The Technical Fix and Why It Keeps Getting Delayed
Duplicate image replacement is not technically complicated. Standard perceptual hashing tools can scan a repository, flag near-identical images, and queue them for a human review before deletion or consolidation. The Delhi government's IT Department, housed in the Delhi Secretariat on IP Estate, has the software capability. The obstacle, according to urban governance researchers and independent ICT consultants who have worked with state-level bodies across North India, is institutional: no department wants to own the audit process, because the audit inevitably reveals how disorganised its filing has been.
The Yamuna River cleanup project files offer a pointed example. Documentation submitted to the National Green Tribunal by the Delhi Jal Board since 2019 includes photographic evidence of riverbank remediation work. Advocates who track NGT proceedings have noted that submissions sometimes contain what appear to be the same photograph attached to filings on different dates — a pattern that, if it reflects genuine record-keeping error rather than intentional duplication, underscores how urgently a systematic image-replacement audit is needed.

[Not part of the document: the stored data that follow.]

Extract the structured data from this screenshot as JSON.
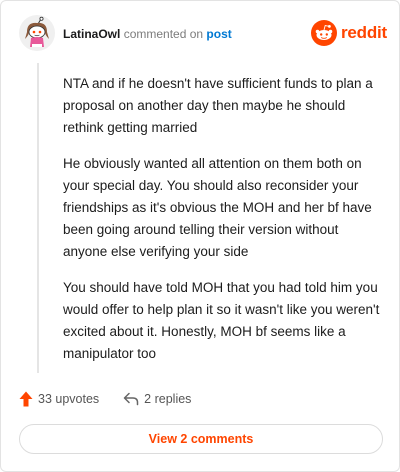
{
  "header": {
    "username": "LatinaOwl",
    "commented_on": "commented on",
    "post_link": "post",
    "brand_name": "reddit"
  },
  "comment": {
    "paragraphs": [
      "NTA and if he doesn't have sufficient funds to plan a proposal on another day then maybe he should rethink getting married",
      "He obviously wanted all attention on them both on your special day. You should also reconsider your friendships as it's obvious the MOH and her bf have been going around telling their version without anyone else verifying your side",
      "You should have told MOH that you had told him you would offer to help plan it so it wasn't like you weren't excited about it. Honestly, MOH bf seems like a manipulator too"
    ]
  },
  "actions": {
    "upvotes": "33 upvotes",
    "replies": "2 replies"
  },
  "view_comments_label": "View 2 comments",
  "colors": {
    "brand": "#ff4500",
    "link": "#0079d3",
    "upvote": "#ff4500",
    "thread_line": "#e5e5e5"
  },
  "icons": {
    "avatar": "snoo-avatar",
    "brand": "reddit-alien-icon",
    "upvote": "upvote-arrow-icon",
    "reply": "reply-arrow-icon"
  }
}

Researchers who study municipal data quality suggest the Delhi government set a concrete deadline — the end of the third quarter of financial year 2026-27, around December 2026 — to complete a full duplicate-image audit across at least the five highest-volume departments before the Phase 4 Metro stations open to passengers. Without that kind of fixed target, the work tends to slip indefinitely. The cost of doing it properly, based on comparable state-level exercises in Karnataka and Telangana, runs to roughly Rs 1.2 crore to Rs 2.5 crore depending on archive size — modest relative to the legal and administrative costs of disputed documentation. That calculation, civic technology advocates argue, is the one officials most need to hear.